On 23 June, the UK electorate voted to leave the European Union (EU).
Since the result of the referendum was announced, there has been much uncertainty and speculation about the impact of the Leave decision on employment legislation and rights, workplace pensions and other employee benefits.
With a minimum two-year wait on the cards as exiting procedures are triggered and finalised, there are several key areas that employers should keep an eye on concerning employee benefits.
Michael Leftley, head of employment group at Addleshaw Goddard, said: “The buzzword really is ‘don’t panic’. You’ve got to adopt a wait-and-see approach at the moment.”
One aspect of employment law that may be affected by the UK leaving the EU is the working time regulations, which are founded in EU legislation. The working time regulations guarantee a minimum level of paid holiday as a legal right. But although this legislation came from Europe, there is some uncertainty around the extent to which this will change post-Brexit. Martin Chitty, employment partner at Gowling WLG, said: “I don’t see that changing because what the UK has done is more generous than the EU legislation requires. But things around the edge of that, [such as] the cap on the working week at 48 hours, paid rest breaks, or how you calculate holiday pay; all that could be watered down or removed completely.”

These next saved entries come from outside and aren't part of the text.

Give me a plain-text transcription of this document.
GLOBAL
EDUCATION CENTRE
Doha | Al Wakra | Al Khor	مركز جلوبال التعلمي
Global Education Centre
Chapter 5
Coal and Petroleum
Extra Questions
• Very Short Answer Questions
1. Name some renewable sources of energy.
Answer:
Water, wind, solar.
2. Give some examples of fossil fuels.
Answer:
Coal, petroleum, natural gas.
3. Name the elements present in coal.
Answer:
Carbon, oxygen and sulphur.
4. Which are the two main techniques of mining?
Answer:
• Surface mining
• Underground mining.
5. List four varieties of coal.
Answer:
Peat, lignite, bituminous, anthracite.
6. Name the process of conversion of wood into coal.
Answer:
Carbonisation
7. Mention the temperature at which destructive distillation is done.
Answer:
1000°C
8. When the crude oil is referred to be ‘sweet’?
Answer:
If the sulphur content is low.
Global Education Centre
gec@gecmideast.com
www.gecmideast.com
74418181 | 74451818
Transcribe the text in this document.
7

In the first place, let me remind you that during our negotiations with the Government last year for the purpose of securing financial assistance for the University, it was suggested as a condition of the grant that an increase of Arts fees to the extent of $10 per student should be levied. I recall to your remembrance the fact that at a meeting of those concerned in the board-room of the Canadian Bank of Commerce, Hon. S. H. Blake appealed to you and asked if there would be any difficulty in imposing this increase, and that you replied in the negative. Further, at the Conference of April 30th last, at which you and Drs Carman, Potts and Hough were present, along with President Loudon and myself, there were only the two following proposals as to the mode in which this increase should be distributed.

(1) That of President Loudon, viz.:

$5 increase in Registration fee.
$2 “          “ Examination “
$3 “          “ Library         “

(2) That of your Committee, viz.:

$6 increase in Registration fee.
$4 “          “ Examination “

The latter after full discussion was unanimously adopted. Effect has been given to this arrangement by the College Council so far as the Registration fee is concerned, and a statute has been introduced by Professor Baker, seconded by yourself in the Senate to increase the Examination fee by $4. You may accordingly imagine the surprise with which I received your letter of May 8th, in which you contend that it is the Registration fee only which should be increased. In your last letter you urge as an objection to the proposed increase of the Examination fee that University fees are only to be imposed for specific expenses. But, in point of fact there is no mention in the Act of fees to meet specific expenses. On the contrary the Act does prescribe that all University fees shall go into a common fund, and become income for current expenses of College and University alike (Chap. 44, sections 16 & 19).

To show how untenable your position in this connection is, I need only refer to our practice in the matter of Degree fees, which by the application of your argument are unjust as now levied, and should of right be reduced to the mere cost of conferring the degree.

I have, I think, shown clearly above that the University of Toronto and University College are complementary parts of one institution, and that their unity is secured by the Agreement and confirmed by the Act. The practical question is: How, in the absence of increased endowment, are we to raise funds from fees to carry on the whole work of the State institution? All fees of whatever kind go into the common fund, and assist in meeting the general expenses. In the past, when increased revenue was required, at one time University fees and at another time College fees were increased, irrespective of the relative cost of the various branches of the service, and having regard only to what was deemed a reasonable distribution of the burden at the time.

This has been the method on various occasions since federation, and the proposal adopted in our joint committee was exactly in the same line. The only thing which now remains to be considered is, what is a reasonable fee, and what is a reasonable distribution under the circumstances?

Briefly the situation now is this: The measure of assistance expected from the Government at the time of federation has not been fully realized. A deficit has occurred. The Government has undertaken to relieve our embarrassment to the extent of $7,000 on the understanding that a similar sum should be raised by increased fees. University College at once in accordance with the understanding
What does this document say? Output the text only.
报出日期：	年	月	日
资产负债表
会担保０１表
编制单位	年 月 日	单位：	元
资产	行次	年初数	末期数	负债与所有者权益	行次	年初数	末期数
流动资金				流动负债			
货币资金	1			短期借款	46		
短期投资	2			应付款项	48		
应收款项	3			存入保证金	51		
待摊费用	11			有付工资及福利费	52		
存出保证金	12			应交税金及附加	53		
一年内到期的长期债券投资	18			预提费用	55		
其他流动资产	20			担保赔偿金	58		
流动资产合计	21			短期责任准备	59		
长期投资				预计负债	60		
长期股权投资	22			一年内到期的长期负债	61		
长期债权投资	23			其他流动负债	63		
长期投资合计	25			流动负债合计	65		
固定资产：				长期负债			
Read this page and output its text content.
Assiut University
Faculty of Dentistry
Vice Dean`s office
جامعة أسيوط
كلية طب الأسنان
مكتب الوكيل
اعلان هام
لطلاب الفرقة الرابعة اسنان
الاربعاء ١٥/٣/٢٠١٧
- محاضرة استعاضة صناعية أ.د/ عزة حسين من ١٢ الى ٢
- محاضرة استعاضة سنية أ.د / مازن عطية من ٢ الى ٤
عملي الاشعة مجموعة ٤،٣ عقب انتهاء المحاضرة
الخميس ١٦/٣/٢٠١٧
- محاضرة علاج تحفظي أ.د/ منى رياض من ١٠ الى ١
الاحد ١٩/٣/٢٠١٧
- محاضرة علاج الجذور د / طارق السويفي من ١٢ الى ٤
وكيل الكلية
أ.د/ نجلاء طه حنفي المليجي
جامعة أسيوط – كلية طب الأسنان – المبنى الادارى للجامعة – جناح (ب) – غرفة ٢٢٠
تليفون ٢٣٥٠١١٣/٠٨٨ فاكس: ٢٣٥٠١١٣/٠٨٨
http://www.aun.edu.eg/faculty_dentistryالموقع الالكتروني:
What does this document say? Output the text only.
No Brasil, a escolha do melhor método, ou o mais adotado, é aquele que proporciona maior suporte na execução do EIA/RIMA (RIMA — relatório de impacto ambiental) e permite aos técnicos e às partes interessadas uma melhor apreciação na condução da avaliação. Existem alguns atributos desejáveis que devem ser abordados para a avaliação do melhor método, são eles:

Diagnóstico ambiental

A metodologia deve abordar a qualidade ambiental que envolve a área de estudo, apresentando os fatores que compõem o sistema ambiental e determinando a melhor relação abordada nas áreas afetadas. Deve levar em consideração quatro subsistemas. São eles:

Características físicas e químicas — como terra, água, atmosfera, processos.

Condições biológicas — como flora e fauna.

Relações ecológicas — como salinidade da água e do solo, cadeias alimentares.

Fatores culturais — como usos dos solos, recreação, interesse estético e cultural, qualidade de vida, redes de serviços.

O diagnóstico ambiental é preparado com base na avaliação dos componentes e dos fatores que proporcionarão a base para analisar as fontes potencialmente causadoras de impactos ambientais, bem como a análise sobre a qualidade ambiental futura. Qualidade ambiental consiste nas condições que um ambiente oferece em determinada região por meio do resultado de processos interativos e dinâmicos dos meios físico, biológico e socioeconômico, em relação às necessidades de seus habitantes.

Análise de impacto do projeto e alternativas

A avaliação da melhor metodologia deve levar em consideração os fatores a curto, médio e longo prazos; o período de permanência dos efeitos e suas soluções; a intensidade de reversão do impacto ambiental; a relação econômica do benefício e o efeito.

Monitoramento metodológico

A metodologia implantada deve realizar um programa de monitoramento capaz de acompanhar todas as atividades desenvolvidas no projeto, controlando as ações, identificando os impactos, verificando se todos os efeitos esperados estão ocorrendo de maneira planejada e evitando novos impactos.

He added that the Transfer of Undertaking (Protection of Employment (Tupe)) regulations could be a ‘high-risk’ item, alongside agency worker regulations and collective consultation procedures.
The UK has led the way in regards to discrimination protections based on sex or marriage, however, these have been enhanced by the EU with the inclusion of sexual orientation, gender reassignment, religion and belief. Chitty said: “I think we have progressed far enough as a society to accept that equality of treatment under all of those headings is right and proper; I don’t think there is a political will to wind the clock back. There is, in the immediate aftermath of Brexit, some evidence of groups pushing for the removal of some of the EU-based equality legislation.”
Pensions could also feel an impact. Glyn Ryland, partner at Gowling WLG, explained a big concern is the turmoil in the investment markets. “The biggest worry at the end of the day is that pension schemes only have enough money to pay their pensions if their investments do well and their investments only do well if British business is doing well,” he said.
He added that the EU requirement to equalise guaranteed minimum pensions for men and women in the private pension sector may not occur as a result of the Leave decision.
“I think you would be crazy as an organisation to be taking any kind of firm decisions at the moment. We all just need to look and see how things start to unfold, then we can all start planning for a future business world outside the EU,” said Leftley.